Lets jump back to what is known as reality for a moment. We know very little about our own oceans. Almost all of it is still very unexplored and the vast majority of it any at depth is still highly unknown to science. That combined with the fact that the oceans take up the majority of the earths surface space. We actually know more about the moon than we do our own oceans or even what lies beneath the earths dirt of about anything more than a mile down or so aside from a few core samples drilled.
Now understanding that small tidbit and that we do know more about say for instance the moon. We do know that the moon was formed during a planetary collision between the earth and another planet. (see the moon rock studies and so forth) This collision liquefied earth and the shattered remains and dust that remained in space yet in earths orbit eventually formed the moon. This is also what put earth on its tilted axis. Now we know it takes a lot longer than 6000 years let alone a few hundred thousand years for the moon to take shape and cool off to a solid rock formation. Then even when it did cool off the moon was a lot closer to earth than it is now. (you think we have big waves and tides now). At this time the earth was spinning a great deal faster than it currently is (again due to collision). The gravitational pull of the moon and the friction of the oceans crossing land eventually slowed the earths spin down to the one rotation every twenty four hours that it is currently at. Because of the spinning effect the moon naturally was slowly being flung further into space (centrifugal force and all). We also know that the moon travel about a half an inch away from the earth per year (check NASA for details). For the moon to have reached its current location that it is at (still moving away) it would again take additional tens if not hundred of thousands of years. That little part puts the 6000 year idea out the window.
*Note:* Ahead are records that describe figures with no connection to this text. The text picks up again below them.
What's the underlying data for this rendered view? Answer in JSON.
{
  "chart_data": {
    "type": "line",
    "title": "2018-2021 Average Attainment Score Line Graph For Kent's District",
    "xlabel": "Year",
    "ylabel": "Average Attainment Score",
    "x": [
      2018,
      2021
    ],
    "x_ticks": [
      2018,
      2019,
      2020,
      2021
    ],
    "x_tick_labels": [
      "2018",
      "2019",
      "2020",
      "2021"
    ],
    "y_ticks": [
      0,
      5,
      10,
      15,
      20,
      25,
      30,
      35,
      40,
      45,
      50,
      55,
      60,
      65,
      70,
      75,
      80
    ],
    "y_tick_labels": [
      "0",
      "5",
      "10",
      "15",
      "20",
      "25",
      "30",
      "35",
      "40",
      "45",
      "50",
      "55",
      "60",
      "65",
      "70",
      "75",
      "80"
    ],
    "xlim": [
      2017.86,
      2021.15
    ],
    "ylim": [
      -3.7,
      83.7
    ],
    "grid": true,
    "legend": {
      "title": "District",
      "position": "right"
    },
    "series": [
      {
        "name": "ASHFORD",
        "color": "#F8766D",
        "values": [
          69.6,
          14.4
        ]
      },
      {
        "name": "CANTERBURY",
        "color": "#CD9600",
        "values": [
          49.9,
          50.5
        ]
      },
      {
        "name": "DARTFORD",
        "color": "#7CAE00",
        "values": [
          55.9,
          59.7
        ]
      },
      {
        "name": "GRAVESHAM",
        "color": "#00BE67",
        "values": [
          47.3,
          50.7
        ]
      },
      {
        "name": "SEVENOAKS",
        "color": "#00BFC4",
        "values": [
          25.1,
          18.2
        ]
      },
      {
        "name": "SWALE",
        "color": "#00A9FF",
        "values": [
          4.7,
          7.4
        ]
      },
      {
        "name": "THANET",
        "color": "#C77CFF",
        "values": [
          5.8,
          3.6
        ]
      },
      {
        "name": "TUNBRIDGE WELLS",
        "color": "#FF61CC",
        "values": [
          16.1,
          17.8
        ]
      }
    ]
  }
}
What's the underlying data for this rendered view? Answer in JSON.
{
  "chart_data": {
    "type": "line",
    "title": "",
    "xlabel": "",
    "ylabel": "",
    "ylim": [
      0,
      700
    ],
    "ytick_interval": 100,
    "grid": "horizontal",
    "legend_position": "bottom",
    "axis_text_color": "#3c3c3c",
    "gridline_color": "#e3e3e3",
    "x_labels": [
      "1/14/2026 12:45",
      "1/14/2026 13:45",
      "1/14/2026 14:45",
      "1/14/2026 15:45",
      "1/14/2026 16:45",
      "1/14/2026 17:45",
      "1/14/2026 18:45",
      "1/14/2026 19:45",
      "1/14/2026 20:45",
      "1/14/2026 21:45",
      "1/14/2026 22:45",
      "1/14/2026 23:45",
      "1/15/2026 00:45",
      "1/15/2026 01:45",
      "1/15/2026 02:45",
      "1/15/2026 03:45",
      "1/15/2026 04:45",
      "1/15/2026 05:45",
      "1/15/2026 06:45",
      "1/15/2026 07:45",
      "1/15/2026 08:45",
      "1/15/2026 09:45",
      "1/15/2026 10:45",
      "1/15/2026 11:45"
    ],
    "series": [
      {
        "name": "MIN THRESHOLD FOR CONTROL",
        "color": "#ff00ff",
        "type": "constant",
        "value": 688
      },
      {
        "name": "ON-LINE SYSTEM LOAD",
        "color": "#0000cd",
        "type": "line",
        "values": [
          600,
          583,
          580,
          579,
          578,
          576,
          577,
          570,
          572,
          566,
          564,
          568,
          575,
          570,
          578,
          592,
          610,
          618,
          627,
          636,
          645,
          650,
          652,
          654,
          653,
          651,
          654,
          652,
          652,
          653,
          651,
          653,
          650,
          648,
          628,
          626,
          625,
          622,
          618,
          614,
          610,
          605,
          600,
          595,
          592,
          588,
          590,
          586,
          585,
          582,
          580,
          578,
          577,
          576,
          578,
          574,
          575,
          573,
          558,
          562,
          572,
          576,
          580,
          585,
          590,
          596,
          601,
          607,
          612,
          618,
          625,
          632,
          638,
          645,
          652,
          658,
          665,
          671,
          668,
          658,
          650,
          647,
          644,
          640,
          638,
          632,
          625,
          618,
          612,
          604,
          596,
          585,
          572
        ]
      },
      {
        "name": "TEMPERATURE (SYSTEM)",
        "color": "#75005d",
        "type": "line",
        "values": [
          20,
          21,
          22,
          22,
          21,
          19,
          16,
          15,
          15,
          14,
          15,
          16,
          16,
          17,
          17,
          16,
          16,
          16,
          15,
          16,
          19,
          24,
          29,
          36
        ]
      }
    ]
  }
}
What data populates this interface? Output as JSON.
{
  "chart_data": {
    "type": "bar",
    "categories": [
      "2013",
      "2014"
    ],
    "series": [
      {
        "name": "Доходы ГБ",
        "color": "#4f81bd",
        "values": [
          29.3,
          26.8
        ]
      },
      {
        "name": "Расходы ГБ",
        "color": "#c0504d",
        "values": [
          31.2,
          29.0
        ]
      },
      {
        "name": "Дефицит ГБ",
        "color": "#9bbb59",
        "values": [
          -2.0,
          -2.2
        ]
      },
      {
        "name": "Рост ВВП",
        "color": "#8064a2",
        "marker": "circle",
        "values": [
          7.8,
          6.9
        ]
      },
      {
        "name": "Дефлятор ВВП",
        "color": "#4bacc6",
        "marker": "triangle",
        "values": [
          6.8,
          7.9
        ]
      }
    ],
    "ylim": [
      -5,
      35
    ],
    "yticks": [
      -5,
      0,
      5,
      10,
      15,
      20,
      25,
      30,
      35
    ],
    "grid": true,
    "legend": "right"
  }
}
Using that alone we have gone way past 6000 years and well the earth still would not be that habitable for anything more than microscopic life at best due to its climate. We still have to wait for more developed life to appear, then for life to leave the oceans, then everything else leading up to the impact near what is known as Mexico that wiped out the dinosaurs (look up shocked quartz). We still have a great deal more time to wait for the earliest ancestors of man to start roaming about and an ice age or two. Fast forward many tens of thousands of years and walla some of our ancient ancestors of yet still a different species of man started uses rudimentary tools and fire. Eventually they will have died off or we done killed them all when our species took over yet the ruled the roost for a great deal of time, longer than our species alone has walked this planet including up to today. That 6000 years was just a blink of an eye compared to what has transpired so far.
Don't trust carbon dating, then just look into arctic ice core samples, they also give a very long history of the earth, season by season, year by year.